使用jQueryAjax将数据发送到php并检索响应
我正在尝试这样做: 当用户单击包含mysqli行的briefinfo div时,将student id发送到id.php,然后php文件将根据student id获取所有数据并将其回显,这样我就可以使用ajax将其放入原始index.php中使用jQueryAjax将数据发送到php并检索响应,php,jquery,mysql,ajax,mysqli,Php,Jquery,Mysql,Ajax,Mysqli,我正在尝试这样做: 当用户单击包含mysqli行的briefinfo div时,将student id发送到id.php,然后php文件将根据student id获取所有数据并将其回显,这样我就可以使用ajax将其放入原始index.php中 <script type='text/javascript' src='http://ajax.googleapis.com/ajax/libs/jquery/1.6.4/jquery.min.js'></script> &
<script type='text/javascript' src='http://ajax.googleapis.com/ajax/libs/jquery/1.6.4/jquery.min.js'></script>
<script src="http://ajax.googleapis.com/ajax/libs/jquery/1.11.2/jquery.min.js"></script>
<script>
//in your Javascript, put
$(document).ready ( function () {
$("#briefinfo").click (function(){
$.ajax({
type: 'POST',
url: 'id.php',
var studentid = "<?php echo $studentid; ?>";
data: { id: studentid },
success: function(response) {
$("#briefinfo").html(response);
}
});
});
});
</script>
//在Javascript中,输入
$(文档).ready(函数(){
$(“#简要信息”)。单击(函数(){
$.ajax({
键入:“POST”,
url:'id.php',
var studentid=“”;
数据:{id:studentid},
成功:功能(响应){
$(“#简要信息”).html(回复);
}
});
});
});
请帮忙。
这是id.php
<?php
// connect to the database
include('connect-db.php');
// confirm that the 'id' variable has been set
require_once("db.php");
$id = $_POST['id'];
if ($result = $mysqli->query("SELECT * FROM requests WHERE student_id=$id"))
{
if ($result->num_rows > 0)
{
echo "<table border='1' cellpadding='10'>";
echo "<tr><th>Document #</th><th>Student #</th>
<th>Documents needed</th><th>Edit</th><th>Delete</th>
<th>recorded comment</th><th>unverify</th><th>comment</th><th>payment amount</th><th>set payment</th>
</tr>";
while ($row = $result->fetch_object())
{
echo "<tr>";
echo "<td>" . $row->id . "</td>";
$studentid=$row->student_id;
echo "<td><a href='id.php?id=" . $row->student_id . "'>$studentid</a></td>";
echo "<td>" . $row->document . "</td>";
echo "<td><a href='records.php?id=" . $row->id . "'>Edit</a></td>";
echo "<td><a href='delete.php?id=" . $row->id . "'>Delete</a></td>";
echo "<td>" . $row->comment . "</td>";
echo "<td><a href='unverify.php?id=" . $row->id . "'>unverify</a></td>";
echo "<td><a href='comments.php?id=" . $row->id . "'>comment</a></td>";
echo "<td>" . $row->paymentamount . " pesos";"</td>";
echo "<td><a href='paymentamount.php?id=" . $row->id . "'>set amount</a></td>";
echo "</tr>";
}
echo"<br><br>";
echo "</table>";
}
else
{
echo "No results to display!";
}
}
else
{
echo "Error: " . $mysqli->error;
}
?>
实际上。

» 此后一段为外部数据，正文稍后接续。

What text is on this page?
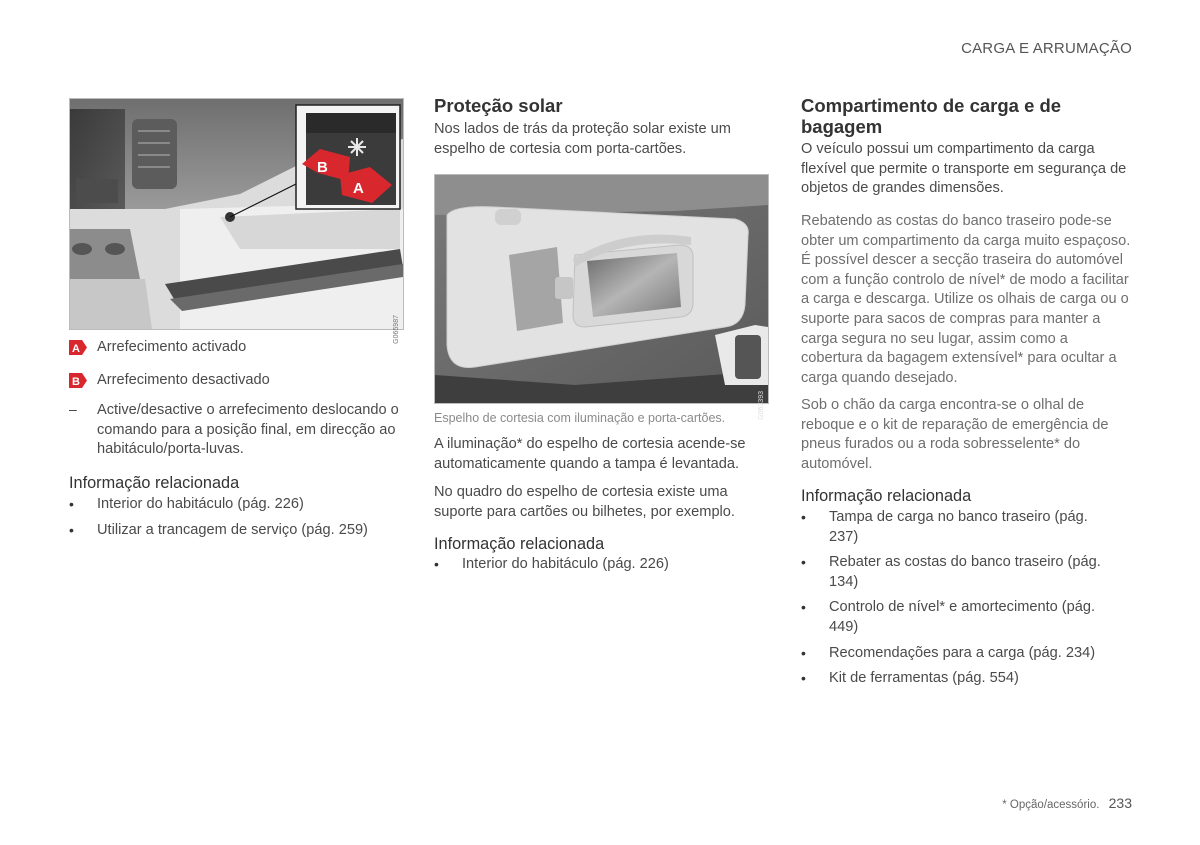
CARGA E ARRUMAÇÃO
B
A
G065987
A Arrefecimento activado

B Arrefecimento desactivado

– Active/desactive o arrefecimento deslocando o comando para a posição final, em direcção ao habitáculo/porta-luvas.

Informação relacionada
• Interior do habitáculo (pág. 226)
• Utilizar a trancagem de serviço (pág. 259)
Proteção solar

Nos lados de trás da proteção solar existe um espelho de cortesia com porta-cartões.

G063393
Espelho de cortesia com iluminação e porta-cartões.

A iluminação* do espelho de cortesia acende-se automaticamente quando a tampa é levantada.

No quadro do espelho de cortesia existe uma suporte para cartões ou bilhetes, por exemplo.

Informação relacionada
• Interior do habitáculo (pág. 226)
Compartimento de carga e de bagagem

O veículo possui um compartimento da carga flexível que permite o transporte em segurança de objetos de grandes dimensões.

Rebatendo as costas do banco traseiro pode-se obter um compartimento da carga muito espaçoso. É possível descer a secção traseira do automóvel com a função controlo de nível* de modo a facilitar a carga e descarga. Utilize os olhais de carga ou o suporte para sacos de compras para manter a carga segura no seu lugar, assim como a cobertura da bagagem extensível* para ocultar a carga quando desejado.

Sob o chão da carga encontra-se o olhal de reboque e o kit de reparação de emergência de pneus furados ou a roda sobresselente* do automóvel.

Informação relacionada
• Tampa de carga no banco traseiro (pág. 237)
• Rebater as costas do banco traseiro (pág. 134)
• Controlo de nível* e amortecimento (pág. 449)
• Recomendações para a carga (pág. 234)
• Kit de ferramentas (pág. 554)
* Opção/acessório. 233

。。var在ajax中,只需将其作为值添加到数据中即可
$.ajax({
type: 'POST',
url: 'id.php',
data: {
id: "<?php echo $studentid; ?>"
},
success: function(response) {
$("#briefinfo").html(response);
}
});
$.ajax({
键入:“POST”,
url:'id.php',
数据:{
id:“
},
成功:功能(响应){
$(“#简要信息”).html(回复);
}
});
与“内容”相关的是什么?通常这类似于jQuery('yourdiv').html(response);这基本上是一个侧面的东西。因此在#briefinfo中,它有来自mysql的学生id、姓名等。我希望它在单击时显示更多数据(mysql表中的每一行)。我只是猜测,因为您没有显示希望添加ajax响应的实际HTML。我改了,但还是不起作用。我不知道它为什么不起作用。请看我对答案的补充。